HHS Awards Contract for Ebola Vaccine Shown to be 100 Percent Effective in Animal Tests
Pentagon also backs vaccine from Profectus Biosciences.
The Department of Health and Human Services awarded Tuesday an $8.2 million contract to Baltimore-based Profectus BioSciences Inc. for research and development of an Ebola vaccine proven 100 percent effective in animal tests, according to the company.
Elleen Kane, an HHS spokeswoman, said the contract is for animal studies but did not provide any further details.
In a paper presented to an international vaccine conference in 2012, Profectus said its vaccine provided 100 percent protection for monkeys and guinea pigs in tests with the Zaire variant of Ebola. The company said its research has been backed by grants from the National Institute of Allergy and Infectious Diseases.
The Ebola vaccine contract award comes as the U.S. deals with the case of a second Ebola infection by a nurse at Texas Health Presbyterian Hospital in Dallas. The nurse tested positive for the virus after caring for Thomas Eric Duncan, who was treated at the hospital and died Oct. 8.
The World Health Organization said in late August more than 240 health care workers had developed the disease in Guinea, Liberia, Nigeria and Sierra Leone, and more than 120 had died.
In its 2012 paper, Profectus said its Ebola vaccine would help protect health care workers from the virus.
“An effective prophylactic vaccine would find application with medical personnel and close contacts during outbreaks in endemic areas of sub-Saharan Africa, with laboratory workers engaged in filovirus research, and with military and civilian personnel threatened by weaponized filoviruses,” the paper stated.

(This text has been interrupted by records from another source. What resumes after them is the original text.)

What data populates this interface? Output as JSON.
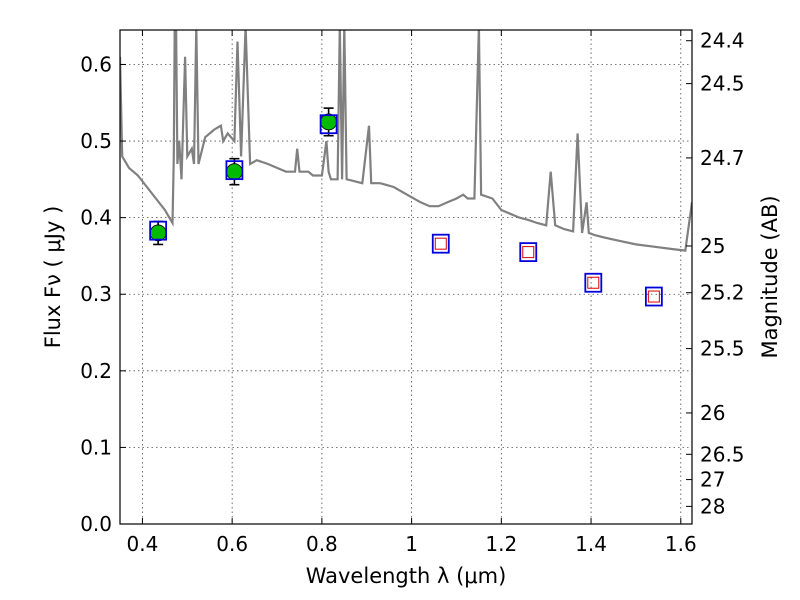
{
  "chart_data": {
    "type": "scatter",
    "title": "",
    "xlabel": "Wavelength  λ (μm)",
    "ylabel": "Flux  Fν  ( μJy )",
    "ylabel_right": "Magnitude (AB)",
    "xlim": [
      0.35,
      1.625
    ],
    "ylim": [
      0.0,
      0.645
    ],
    "grid": true,
    "x_ticks": [
      0.4,
      0.6,
      0.8,
      1.0,
      1.2,
      1.4,
      1.6
    ],
    "x_tick_labels": [
      "0.4",
      "0.6",
      "0.8",
      "1",
      "1.2",
      "1.4",
      "1.6"
    ],
    "y_ticks": [
      0.0,
      0.1,
      0.2,
      0.3,
      0.4,
      0.5,
      0.6
    ],
    "y_tick_labels": [
      "0.0",
      "0.1",
      "0.2",
      "0.3",
      "0.4",
      "0.5",
      "0.6"
    ],
    "right_ticks": [
      {
        "flux": 0.631,
        "label": "24.4"
      },
      {
        "flux": 0.575,
        "label": "24.5"
      },
      {
        "flux": 0.478,
        "label": "24.7"
      },
      {
        "flux": 0.363,
        "label": "25"
      },
      {
        "flux": 0.302,
        "label": "25.2"
      },
      {
        "flux": 0.229,
        "label": "25.5"
      },
      {
        "flux": 0.145,
        "label": "26"
      },
      {
        "flux": 0.091,
        "label": "26.5"
      },
      {
        "flux": 0.058,
        "label": "27"
      },
      {
        "flux": 0.023,
        "label": "28"
      }
    ],
    "colors": {
      "model": "#808080",
      "observed": "#00bb00",
      "model_photometry": "#0000dd",
      "predicted": "#dd0000"
    },
    "series": [
      {
        "kind": "model_spectrum",
        "points": [
          [
            0.35,
            0.61
          ],
          [
            0.355,
            0.48
          ],
          [
            0.37,
            0.465
          ],
          [
            0.39,
            0.455
          ],
          [
            0.41,
            0.44
          ],
          [
            0.43,
            0.425
          ],
          [
            0.45,
            0.41
          ],
          [
            0.46,
            0.4
          ],
          [
            0.467,
            0.393
          ],
          [
            0.47,
            0.48
          ],
          [
            0.472,
            0.65
          ],
          [
            0.475,
            0.65
          ],
          [
            0.478,
            0.47
          ],
          [
            0.482,
            0.5
          ],
          [
            0.487,
            0.45
          ],
          [
            0.495,
            0.61
          ],
          [
            0.5,
            0.48
          ],
          [
            0.51,
            0.49
          ],
          [
            0.515,
            0.47
          ],
          [
            0.52,
            0.65
          ],
          [
            0.525,
            0.47
          ],
          [
            0.54,
            0.505
          ],
          [
            0.56,
            0.515
          ],
          [
            0.575,
            0.52
          ],
          [
            0.58,
            0.5
          ],
          [
            0.59,
            0.51
          ],
          [
            0.605,
            0.5
          ],
          [
            0.612,
            0.63
          ],
          [
            0.62,
            0.48
          ],
          [
            0.63,
            0.65
          ],
          [
            0.64,
            0.47
          ],
          [
            0.655,
            0.475
          ],
          [
            0.68,
            0.47
          ],
          [
            0.7,
            0.465
          ],
          [
            0.72,
            0.46
          ],
          [
            0.74,
            0.46
          ],
          [
            0.745,
            0.49
          ],
          [
            0.75,
            0.46
          ],
          [
            0.77,
            0.46
          ],
          [
            0.78,
            0.455
          ],
          [
            0.8,
            0.455
          ],
          [
            0.81,
            0.5
          ],
          [
            0.815,
            0.46
          ],
          [
            0.82,
            0.45
          ],
          [
            0.835,
            0.45
          ],
          [
            0.84,
            0.65
          ],
          [
            0.845,
            0.45
          ],
          [
            0.85,
            0.65
          ],
          [
            0.855,
            0.45
          ],
          [
            0.87,
            0.448
          ],
          [
            0.89,
            0.445
          ],
          [
            0.905,
            0.52
          ],
          [
            0.91,
            0.445
          ],
          [
            0.93,
            0.445
          ],
          [
            0.96,
            0.44
          ],
          [
            0.99,
            0.43
          ],
          [
            1.02,
            0.42
          ],
          [
            1.04,
            0.415
          ],
          [
            1.06,
            0.415
          ],
          [
            1.08,
            0.42
          ],
          [
            1.1,
            0.425
          ],
          [
            1.115,
            0.43
          ],
          [
            1.125,
            0.425
          ],
          [
            1.14,
            0.425
          ],
          [
            1.15,
            0.65
          ],
          [
            1.155,
            0.43
          ],
          [
            1.18,
            0.425
          ],
          [
            1.2,
            0.41
          ],
          [
            1.22,
            0.405
          ],
          [
            1.24,
            0.4
          ],
          [
            1.26,
            0.397
          ],
          [
            1.28,
            0.393
          ],
          [
            1.3,
            0.39
          ],
          [
            1.31,
            0.46
          ],
          [
            1.32,
            0.39
          ],
          [
            1.34,
            0.385
          ],
          [
            1.36,
            0.382
          ],
          [
            1.37,
            0.51
          ],
          [
            1.38,
            0.38
          ],
          [
            1.39,
            0.42
          ],
          [
            1.395,
            0.38
          ],
          [
            1.41,
            0.377
          ],
          [
            1.43,
            0.374
          ],
          [
            1.46,
            0.37
          ],
          [
            1.5,
            0.365
          ],
          [
            1.54,
            0.362
          ],
          [
            1.58,
            0.359
          ],
          [
            1.61,
            0.357
          ],
          [
            1.625,
            0.42
          ]
        ]
      },
      {
        "kind": "observed",
        "x": [
          0.435,
          0.605,
          0.815
        ],
        "y": [
          0.38,
          0.46,
          0.525
        ],
        "yerr": [
          0.015,
          0.017,
          0.018
        ]
      },
      {
        "kind": "model_photometry",
        "x": [
          0.435,
          0.605,
          0.815,
          1.065,
          1.26,
          1.405,
          1.54
        ],
        "y": [
          0.383,
          0.462,
          0.522,
          0.366,
          0.355,
          0.315,
          0.297
        ]
      },
      {
        "kind": "predicted",
        "x": [
          1.065,
          1.26,
          1.405,
          1.54
        ],
        "y": [
          0.366,
          0.355,
          0.315,
          0.297
        ]
      }
    ]
  }
}
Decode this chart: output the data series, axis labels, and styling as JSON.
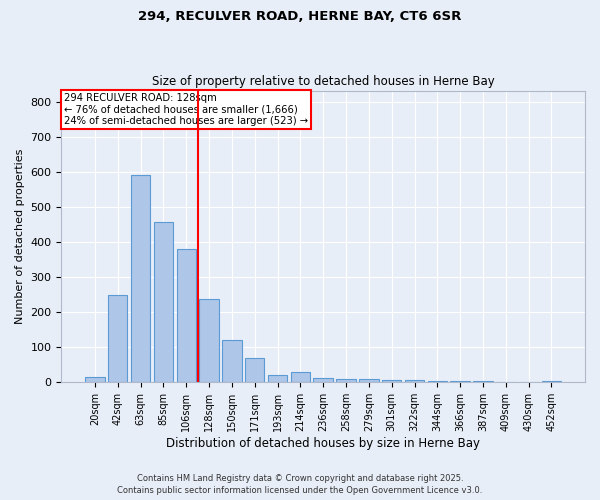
{
  "title1": "294, RECULVER ROAD, HERNE BAY, CT6 6SR",
  "title2": "Size of property relative to detached houses in Herne Bay",
  "xlabel": "Distribution of detached houses by size in Herne Bay",
  "ylabel": "Number of detached properties",
  "categories": [
    "20sqm",
    "42sqm",
    "63sqm",
    "85sqm",
    "106sqm",
    "128sqm",
    "150sqm",
    "171sqm",
    "193sqm",
    "214sqm",
    "236sqm",
    "258sqm",
    "279sqm",
    "301sqm",
    "322sqm",
    "344sqm",
    "366sqm",
    "387sqm",
    "409sqm",
    "430sqm",
    "452sqm"
  ],
  "values": [
    15,
    250,
    590,
    458,
    380,
    237,
    122,
    68,
    22,
    30,
    12,
    10,
    10,
    8,
    8,
    3,
    3,
    3,
    0,
    0,
    5
  ],
  "bar_color": "#aec6e8",
  "bar_edge_color": "#5b9bd5",
  "vline_color": "red",
  "annotation_title": "294 RECULVER ROAD: 128sqm",
  "annotation_line1": "← 76% of detached houses are smaller (1,666)",
  "annotation_line2": "24% of semi-detached houses are larger (523) →",
  "annotation_box_color": "red",
  "ylim": [
    0,
    830
  ],
  "yticks": [
    0,
    100,
    200,
    300,
    400,
    500,
    600,
    700,
    800
  ],
  "background_color": "#e8eef7",
  "grid_color": "#ffffff",
  "footnote1": "Contains HM Land Registry data © Crown copyright and database right 2025.",
  "footnote2": "Contains public sector information licensed under the Open Government Licence v3.0."
}
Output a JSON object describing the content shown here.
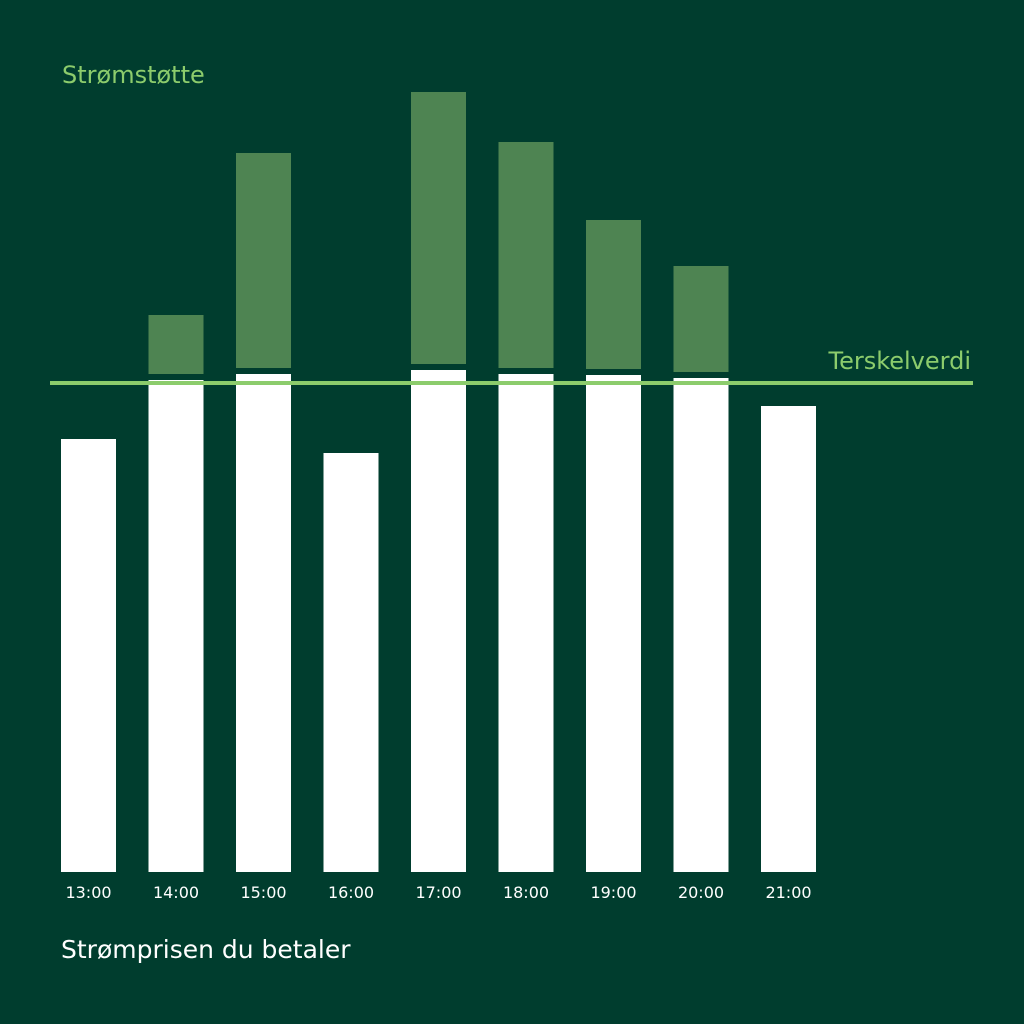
{
  "chart_data": {
    "type": "bar",
    "categories": [
      "13:00",
      "14:00",
      "15:00",
      "16:00",
      "17:00",
      "18:00",
      "19:00",
      "20:00",
      "21:00"
    ],
    "series": [
      {
        "name": "Strømprisen du betaler",
        "values": [
          433,
          492,
          498,
          419,
          502,
          498,
          497,
          494,
          466
        ]
      },
      {
        "name": "Strømstøtte",
        "values": [
          0,
          65,
          221,
          0,
          278,
          232,
          155,
          112,
          0
        ]
      }
    ],
    "threshold": {
      "label": "Terskelverdi",
      "value": 489
    },
    "ylim": [
      0,
      780
    ],
    "stacked": true,
    "grid": false,
    "legend": [
      "top-left",
      "bottom-left"
    ],
    "colors": {
      "background": "#003d2e",
      "paid": "#ffffff",
      "support": "#4e8452",
      "threshold": "#8ccc6c"
    }
  }
}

The Defense Department’s Joint Project Manager Medical Countermeasure Systems located at Ft. Detrick, Maryland, is also working a Profectus vaccine, the unit’s commander, Col. Russell Coleman said in a Sept. 24 presentation.
At a Sept. 5 press conference in Geneva following a meeting of 200 virus experts, Marie-Paule Kieny, assistant director general of WHO, said researchers may have enough data from small human studies of new Ebola vaccines to warrant offering them to health care workers and other front-line staff caring for Ebola patients by November.
Correction: An earlier version of this article misstated details of the Defense Department's work on the Profectus vaccine. The article has been updated.